Die Teilnehmer*innen hatten für die Umfrage sieben verschiedene Sprachen zur Auswahl, so dass die Antworten zunächst übersetzt werden müssen, bevor wir sie verarbeiten und analysieren können. Das wird einige Zeit dauern, aber zur Abschlusskonferenz, die im November am ICTP in Triest stattfinden wird, werden wir eine umfassende Übersicht der Ergebnisse vorlegen.

Was erwarten Sie von der Umfrage?
Die Umfrage bezieht sich auf alle Karrierestufen, von der ersten Ermutigung bei der Wahl des Studienfachs über Erfahrungen während des (Promotions-)studiums bis hin zur aktuellen Beschäftigung. Dabei fragen wir verschiedene Aspekte ab, beispielsweise ob die Teilnehmer*innen ihr Promotionsstudium unterbrochen haben und wenn ja, aus welchen Gründen und mit welchen Auswirkungen. Wir erwarten also ein gleichermaßen umfassendes und detailliertes Bild der Situation von Wissenschaftlerinnen und Wissenschaftlern in verschiedenen MINT-Bereichen und geografischen Regionen.

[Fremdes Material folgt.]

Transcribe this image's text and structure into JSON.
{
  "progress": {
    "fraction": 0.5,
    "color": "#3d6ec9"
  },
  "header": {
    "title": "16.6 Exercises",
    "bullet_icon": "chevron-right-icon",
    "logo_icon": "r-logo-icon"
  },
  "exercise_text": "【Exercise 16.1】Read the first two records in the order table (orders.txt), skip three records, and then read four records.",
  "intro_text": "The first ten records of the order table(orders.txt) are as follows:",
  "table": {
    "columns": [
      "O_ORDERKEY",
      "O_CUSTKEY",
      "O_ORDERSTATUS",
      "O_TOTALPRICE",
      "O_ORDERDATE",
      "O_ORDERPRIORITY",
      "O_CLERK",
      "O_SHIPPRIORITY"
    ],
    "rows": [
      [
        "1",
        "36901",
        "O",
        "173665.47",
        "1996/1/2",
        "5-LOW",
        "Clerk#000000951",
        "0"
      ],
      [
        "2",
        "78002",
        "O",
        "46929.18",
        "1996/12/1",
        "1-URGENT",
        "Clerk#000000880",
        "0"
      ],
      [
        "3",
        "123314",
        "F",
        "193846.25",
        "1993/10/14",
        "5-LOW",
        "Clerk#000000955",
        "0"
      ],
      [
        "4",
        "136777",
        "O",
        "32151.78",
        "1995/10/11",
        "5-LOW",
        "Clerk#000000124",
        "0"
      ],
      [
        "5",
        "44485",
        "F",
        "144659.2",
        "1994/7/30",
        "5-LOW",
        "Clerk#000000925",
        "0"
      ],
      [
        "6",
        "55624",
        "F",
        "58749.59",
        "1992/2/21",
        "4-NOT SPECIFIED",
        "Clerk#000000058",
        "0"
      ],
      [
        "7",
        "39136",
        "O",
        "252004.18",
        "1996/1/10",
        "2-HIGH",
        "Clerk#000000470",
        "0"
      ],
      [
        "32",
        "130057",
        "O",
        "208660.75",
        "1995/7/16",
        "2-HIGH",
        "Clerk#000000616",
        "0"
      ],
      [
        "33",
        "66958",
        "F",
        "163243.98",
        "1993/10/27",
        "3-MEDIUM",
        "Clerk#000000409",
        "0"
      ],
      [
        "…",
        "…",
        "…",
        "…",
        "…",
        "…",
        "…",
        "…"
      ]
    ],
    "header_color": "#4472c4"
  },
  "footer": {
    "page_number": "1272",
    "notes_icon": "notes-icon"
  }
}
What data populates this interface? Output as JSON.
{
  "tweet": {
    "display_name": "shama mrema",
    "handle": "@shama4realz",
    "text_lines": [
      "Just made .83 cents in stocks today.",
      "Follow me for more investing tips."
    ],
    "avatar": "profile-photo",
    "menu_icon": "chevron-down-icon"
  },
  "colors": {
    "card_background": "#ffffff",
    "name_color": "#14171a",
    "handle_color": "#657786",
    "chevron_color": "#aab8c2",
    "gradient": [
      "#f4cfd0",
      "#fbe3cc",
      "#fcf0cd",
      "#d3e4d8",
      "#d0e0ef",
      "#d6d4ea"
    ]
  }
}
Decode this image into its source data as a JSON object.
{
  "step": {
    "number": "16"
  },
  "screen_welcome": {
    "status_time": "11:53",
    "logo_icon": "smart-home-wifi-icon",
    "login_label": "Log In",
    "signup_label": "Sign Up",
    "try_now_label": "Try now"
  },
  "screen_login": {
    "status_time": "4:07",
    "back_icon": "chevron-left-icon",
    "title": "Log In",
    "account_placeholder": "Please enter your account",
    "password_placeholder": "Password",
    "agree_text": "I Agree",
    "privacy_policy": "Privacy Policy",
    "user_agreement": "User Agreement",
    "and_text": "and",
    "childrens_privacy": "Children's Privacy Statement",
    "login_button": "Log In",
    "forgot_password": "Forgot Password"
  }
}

Einige der Fragen ermöglichen es uns, eine Brücke zur Analyse des Publikationsverhaltens zu schlagen. So haben wir in der Umfrage beispielsweise gefragt, wie viele Artikel die Befragten in den letzten fünf Jahren bei einer führenden Zeitschrift in ihrem Gebiet eingereicht haben. Die Antworten auf diese Frage werden uns helfen, besser zu verstehen, an welcher Stelle im Publikationsprozess das beobachtete Ungleichgewicht auftritt.
Wir erwarten, dass die Umfrage Bereiche aufdecken wird, in denen eine Ungleichbehandlung stattfindet – was wiederum bei der Formulierung klarer Empfehlungen für die Verbände hilfreich sein kann. Falls die Umfrage beispielsweise ergeben sollte, dass Frauen wesentlich häufiger von mangelnder Unterstützung betroffen sind (hinsichtlich Labornutzung, Unterstützung durch die Familie, Mentoring, Zugang zu hochrangigen Zeitschriften), so wollen wir das wissen: Solche Erkenntnisse können dann an die relevanten Akteure – Verbände, politische Entscheidungsträger usw. – weitergegeben werden und ihnen helfen, geeignete Maßnahmen zur Lösung der Probleme zu ergreifen.

Was wünschen Sie sich für junge Wissenschaftlerinnen im Hinblick auf den Gender Gap?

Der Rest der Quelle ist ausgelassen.